I arrived at the tourist park at 3:30pm and the shop attendants rushed out to me to see if I wanted any water. I said, “Well, actually I’m after a campsite for the night”. I don’t think they were expecting that for a reply! So I camped at the tourist park, did a short ride around the township in the twilight, and made contact back home. I had done it. Mission accomplished! I had made it to Kangaroo Valley and in top condition as well!

I was contemplating what to do next. I had intended to spend 2 or 3 days exploring the valley. But with my wallet looking rather thin, I thought it best to come home and spend some money on personal transport-my Subaru wasn’t quite what it use to be. I was speaking to the tourist park operators about ridding to Berry. They advised me not to take the main road. It’s busy, steep, long and windy. Instead, take the road through Wattamolla and you’ll go around the base of the mountain, and is much flatter. Sounded like another good plan and so embraced it without question.

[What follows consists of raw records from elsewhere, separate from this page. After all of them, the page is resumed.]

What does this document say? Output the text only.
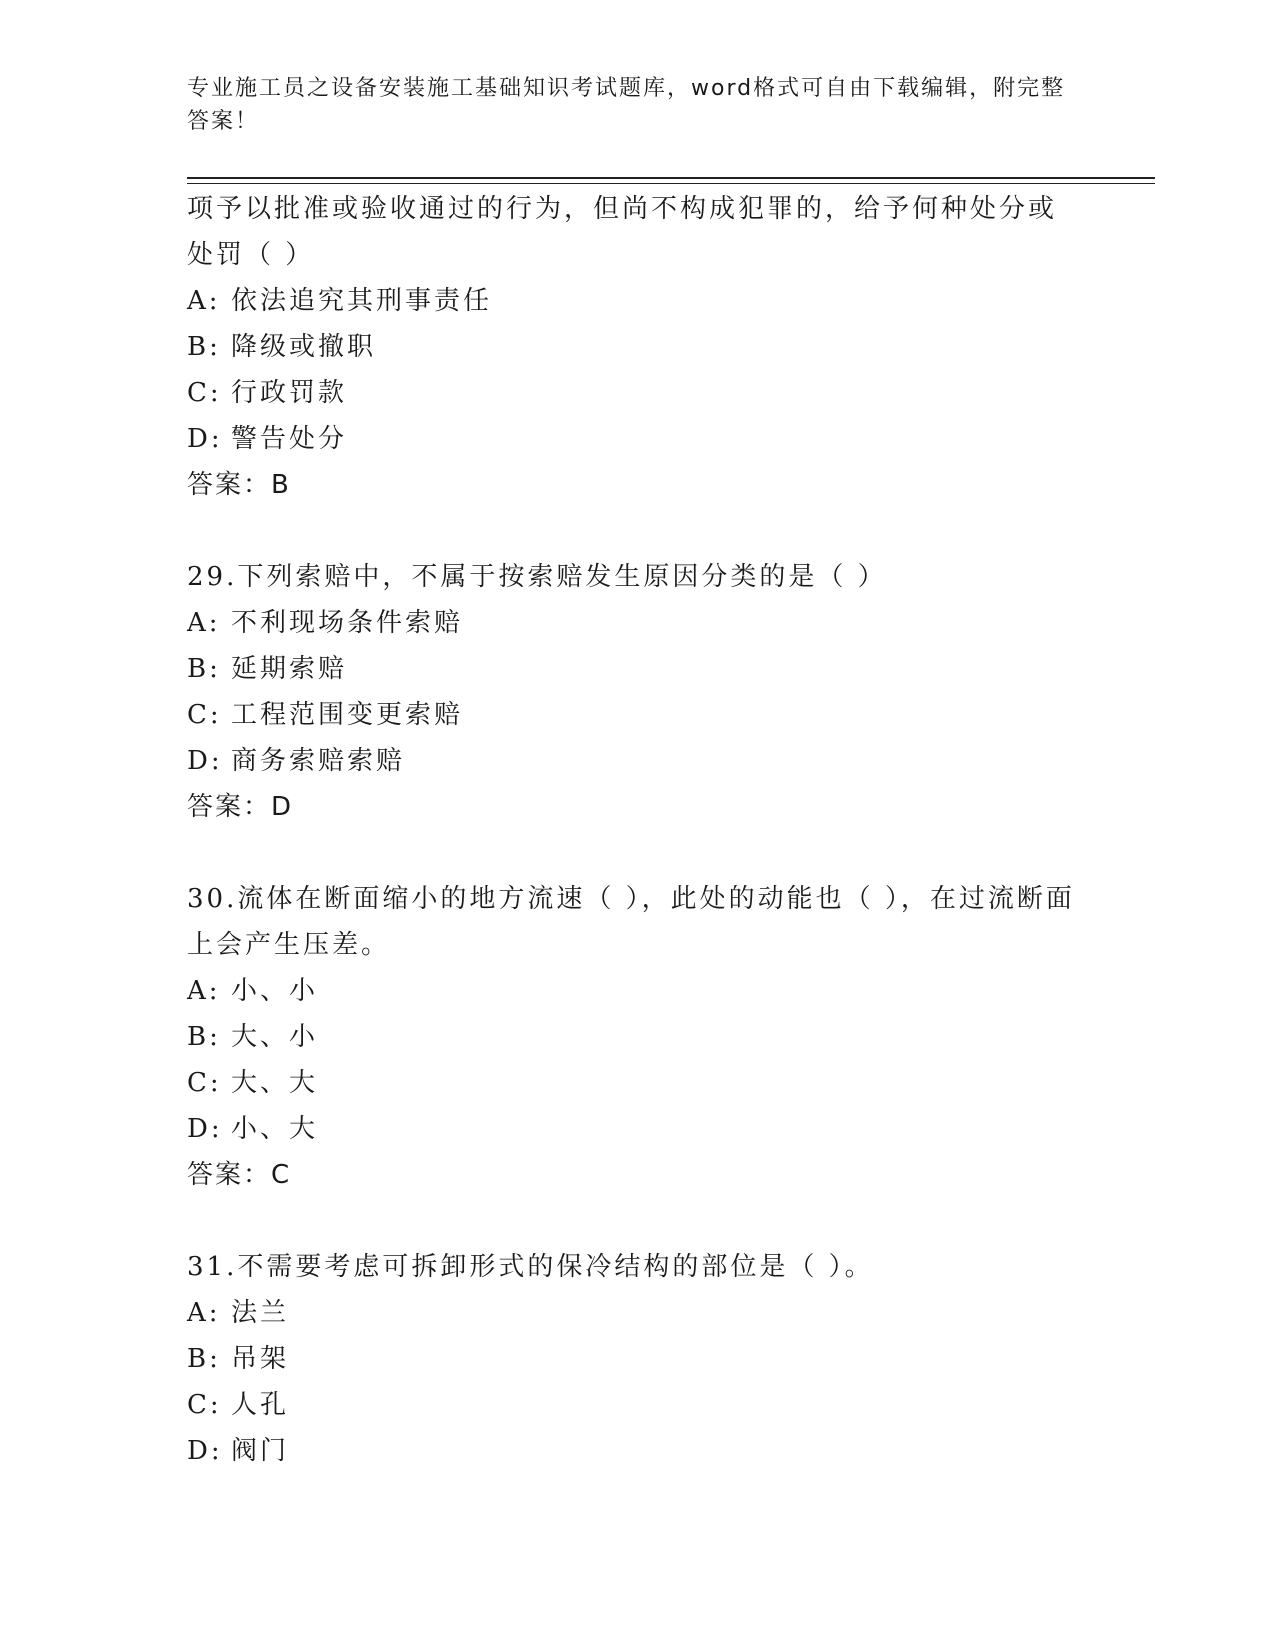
专业施工员之设备安装施工基础知识考试题库，word格式可自由下载编辑，附完整答案！
项予以批准或验收通过的行为，但尚不构成犯罪的，给予何种处分或处罚（ ）
A: 依法追究其刑事责任
B: 降级或撤职
C: 行政罚款
D: 警告处分
答案：B
29.下列索赔中，不属于按索赔发生原因分类的是（ ）
A: 不利现场条件索赔
B: 延期索赔
C: 工程范围变更索赔
D: 商务索赔索赔
答案：D
30.流体在断面缩小的地方流速（ ），此处的动能也（ ），在过流断面上会产生压差。
A: 小、小
B: 大、小
C: 大、大
D: 小、大
答案：C
31.不需要考虑可拆卸形式的保冷结构的部位是（ ）。
A: 法兰
B: 吊架
C: 人孔
D: 阀门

I left Kangaroo Valley at 10am bidding fair well to the tourist park owners. They were most friendly. I headed for Berry and took the Wattamolla Rd. 11km along the Wattamolla road, it wound straight up the mountain!! I was accustomed to short, steep hills along the valley floor and kept thinking the top would be around the next bend. 10 bends latter, I was still climbing, and could no longer see the valley floor. With the rate I was perspiring at, I looked as though I had just been in a wet t-shirt competition, and won! Finally at the top, I felt like a mountaineer. All I could see was mountain tops with the valley floors nowhere in sight. I don’t think it I climbed as high as the main road, but it was still a dizzy height. Then, with the ocean in sight, it was another precarious run down into Berry where I got the train home.

I arrived at Berry at 1:30pm, and covered 27km. I bought some much wanted lunch from a local green grocer and headed for the train station. It was only 20mins before the next train which was well timed. It was then a simple matter of enjoying a 4hr train trip back home.

I couldn’t be happier with the way this ride went. It was an absolute success. In 8 days, I had done 26hrs and 45mins of riding covering 332km averaging 12.8km/h. With the success of this ride, the idea of an assistant engine was very much scraped.

The following Friday the question of my personal transport was resolved with the signing up for a new car that would cost half as much to run. But that’s a whole other story! If I need an engine, a part driving and part ridding tour is a better option.